I’ve clocked your stroll a million midnights—
++++++when you’ve donned the pigtails, pulled

at father’s sleeve to have him lend sense
++++++to the luster of Pleiades, delicate sisters,

lacustrine gowns. I’ll tell you: a monsoon
++++++has all the serenity of sisters, the stars

brawl red-faced for scrapes of batter
++++++from the cake pan, their skirts of fire

flapping round their ankles, and while father
++++++points to Jupiter’s crown, a molten thrash

crests in his daughter’s still-flat chest, a wish
++++++to slash his soliloquy into feather-strips

and scatter his ribs across the brine. Forgive me,
++++++when a man says, Undrape! I tend to dive

into the fur-pile, less broadcloth and gingham,
++++++more seal and chinchilla, sharkskin gloves

and crepe veil drifting the brim of a hat
++++++jaunty as your own, the tune I wail for myself

ensconced in animal textures, a yawp so full
++++++of wings and gale, only my throat could birth it.
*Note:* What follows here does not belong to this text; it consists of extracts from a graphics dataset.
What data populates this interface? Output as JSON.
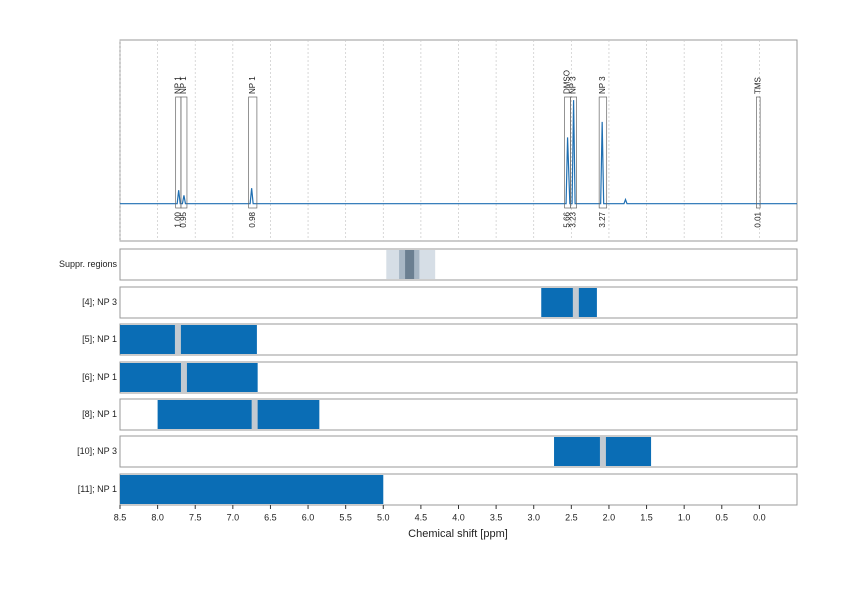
{
  "chart_data": {
    "type": "nmr",
    "xlabel": "Chemical shift [ppm]",
    "xlim": [
      8.5,
      -0.5
    ],
    "xticks": [
      8.5,
      {
        "value": 8,
        "label": "8.0"
      },
      7.5,
      {
        "value": 7,
        "label": "7.0"
      },
      6.5,
      {
        "value": 6,
        "label": "6.0"
      },
      5.5,
      {
        "value": 5,
        "label": "5.0"
      },
      4.5,
      {
        "value": 4,
        "label": "4.0"
      },
      3.5,
      {
        "value": 3,
        "label": "3.0"
      },
      2.5,
      {
        "value": 2,
        "label": "2.0"
      },
      1.5,
      {
        "value": 1,
        "label": "1.0"
      },
      0.5,
      {
        "value": 0,
        "label": "0.0"
      }
    ],
    "grid": true,
    "ylim": [
      -0.36,
      1.58
    ],
    "spectrum": {
      "color": "#1f6fb2",
      "x": [
        8.5,
        7.74,
        7.72,
        7.7,
        7.67,
        7.65,
        7.63,
        6.77,
        6.75,
        6.73,
        2.57,
        2.55,
        2.52,
        2.49,
        2.47,
        2.45,
        2.11,
        2.09,
        2.07,
        1.8,
        1.78,
        1.76,
        -0.5
      ],
      "y": [
        0,
        0,
        0.13,
        0,
        0,
        0.08,
        0,
        0,
        0.15,
        0,
        0,
        0.64,
        0,
        0,
        1,
        0,
        0,
        0.79,
        0,
        0,
        0.04,
        0,
        0
      ]
    },
    "integral_color": "#e8232a",
    "peaks": [
      {
        "label": "NP 1",
        "range": [
          7.76,
          7.69
        ],
        "integral": 1,
        "integral_label": "1.00"
      },
      {
        "label": "NP 1",
        "range": [
          7.69,
          7.61
        ],
        "integral": 0.95,
        "integral_label": "0.95"
      },
      {
        "label": "NP 1",
        "range": [
          6.79,
          6.68
        ],
        "integral": 0.98,
        "integral_label": "0.98"
      },
      {
        "label": "DMSO",
        "range": [
          2.59,
          2.51
        ],
        "integral": 5.66,
        "integral_label": "5.66"
      },
      {
        "label": "NP 3",
        "range": [
          2.51,
          2.43
        ],
        "integral": 3.23,
        "integral_label": "3.23"
      },
      {
        "label": "NP 3",
        "range": [
          2.13,
          2.03
        ],
        "integral": 3.27,
        "integral_label": "3.27"
      },
      {
        "label": "TMS",
        "range": [
          0.04,
          -0.01
        ],
        "integral": 0.01,
        "integral_label": "0.01"
      }
    ],
    "suppression": {
      "label": "Suppr. regions",
      "bands": [
        [
          4.96,
          4.31
        ],
        [
          4.79,
          4.52
        ],
        [
          4.71,
          4.59
        ]
      ],
      "colors": [
        "#d6dee6",
        "#a8b7c5",
        "#6b7f91"
      ]
    },
    "region_color": "#0a6db5",
    "marker_color": "#c3cad1",
    "rows": [
      {
        "label": "[4]; NP 3",
        "range": [
          2.9,
          2.16
        ],
        "marker": 2.44
      },
      {
        "label": "[5]; NP 1",
        "range": [
          8.5,
          6.68
        ],
        "marker": 7.73
      },
      {
        "label": "[6]; NP 1",
        "range": [
          8.5,
          6.67
        ],
        "marker": 7.65
      },
      {
        "label": "[8]; NP 1",
        "range": [
          8.0,
          5.85
        ],
        "marker": 6.71
      },
      {
        "label": "[10]; NP 3",
        "range": [
          2.73,
          1.44
        ],
        "marker": 2.08
      },
      {
        "label": "[11]; NP 1",
        "range": [
          8.5,
          5.0
        ],
        "marker": null
      }
    ]
  }
}
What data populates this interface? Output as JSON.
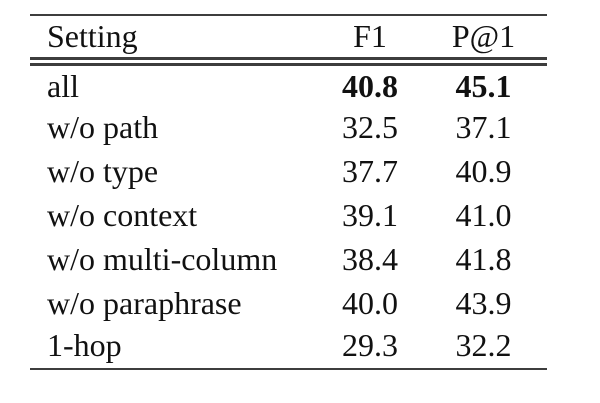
{
  "table": {
    "columns": [
      {
        "label": "Setting"
      },
      {
        "label": "F1"
      },
      {
        "label": "P@1"
      }
    ],
    "rows": [
      {
        "setting": "all",
        "f1": "40.8",
        "p1": "45.1",
        "bold": true
      },
      {
        "setting": "w/o path",
        "f1": "32.5",
        "p1": "37.1",
        "bold": false
      },
      {
        "setting": "w/o type",
        "f1": "37.7",
        "p1": "40.9",
        "bold": false
      },
      {
        "setting": "w/o context",
        "f1": "39.1",
        "p1": "41.0",
        "bold": false
      },
      {
        "setting": "w/o multi-column",
        "f1": "38.4",
        "p1": "41.8",
        "bold": false
      },
      {
        "setting": "w/o paraphrase",
        "f1": "40.0",
        "p1": "43.9",
        "bold": false
      },
      {
        "setting": "1-hop",
        "f1": "29.3",
        "p1": "32.2",
        "bold": false
      }
    ],
    "rule_color": "#3d3d3d",
    "text_color": "#111111",
    "background_color": "#ffffff"
  },
  "chart_data": {
    "type": "table",
    "columns": [
      "Setting",
      "F1",
      "P@1"
    ],
    "rows": [
      [
        "all",
        40.8,
        45.1
      ],
      [
        "w/o path",
        32.5,
        37.1
      ],
      [
        "w/o type",
        37.7,
        40.9
      ],
      [
        "w/o context",
        39.1,
        41.0
      ],
      [
        "w/o multi-column",
        38.4,
        41.8
      ],
      [
        "w/o paraphrase",
        40.0,
        43.9
      ],
      [
        "1-hop",
        29.3,
        32.2
      ]
    ],
    "notes": "Ablation-style results table; values in the 'all' row are bold; booktabs rules: single top rule, double rule below header, single bottom rule"
  }
}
On What the Reader Will Walk Away With

Dorsey Craft: I’d like the reader to finish this book feeling braver and bolder. The further away I get from the book, the more I realize that the Anne Bonny poems are really about the speaker’s desire for more direct, brash action in her life. She’s learning that everything doesn’t have to be measured, researched, pre-planned. I think feeling and feeling through the crashing, violent reactions is so important because it can help to locate their source and address it. I hope readers put this book down and then go out and take a risk.

 

On What the Writer Walked Away With

Dorsey Craft: I learned about staying with a project I believed in. When I showed my first Anne Bonny poem to a workshop, I had to say the word “series” for the first time. I had never sustained a theme or character, intentionally, over multiple poems. Now I know how to build momentum and keep it. I also learned that I’m a poet who thrives on voice and persona. I had moved away from it during my MFA because it felt gimmicky, but I came back to it through this collection and it feels good.

 

On The Book’s Biography

Dorsey Craft: Plunder began with my MFA thesis, although only two or three of those poems made the final cut. But that’s where its roots are, because the speaker of the MFA thesis was dealing with the same issues but hadn’t yet found the alter ego of Anne. The summer after I graduated, I wrote the first three Anne Bonny poems in one morning. The series didn’t really start to flesh out until the next spring, and I wrote the final few poems last summer just before the collection was picked up.

 

On The Book’s Family of Support

Dorsey Craft: My peers in James Kimbrell’s 2018 manuscript workshop are at the top of the list. A room full of accomplished poets taking the book seriously made me take it seriously. I had a nagging feeling that the manuscript had too many themes, that it wasn’t coalescing. It was helpful to see how people tried to incorporate them all, but Marianne Chan said the thing I most needed to hear, which was to make a choice. I cut about a third of the poems and another third the following year. Eleanor Boudreau came up with the title and combed through the manuscript at least five times to cut and rearrange and recommend revisions. Alexa Doran looked at drafts of a lot of individual poems in their early stages and decompressed with me after stressful workshops. Tanya Grae looked at the manuscript in multiple times and coached me through the submissions and publication process. Barbara Hamby, my dissertation director, also had her hands in the manuscript several times, giving me new orders and revision suggestions that always sparked new growth. I could go on and on with this one (and I did in the Acknowledgements!), but lastly I’d like to mention Deb Gorlin, Sarah Bauhan and everyone at Bauhan Publishing. They’ve been a joy to work with and I feel so grateful that they believed in my work.

 

 

 

Dorsey Craft‘s debut collection, Plunder (Bauhan 2020), won the 2019 May Sarton New Hampshire Poetry Prize. She is also the author of a chapbook, The Pirate Anne Bonny Dances the Tarantella (CutBank 2020). Her poems have appeared in Colorado Review, Greensboro Review, Massachusetts Review, Poetry Daily, Salt Hill, Southern Indiana Review, Thrush Poetry Journal and elsewhere. She lives in Lake City, Florida and serves as a poetry editor at Southeast Review.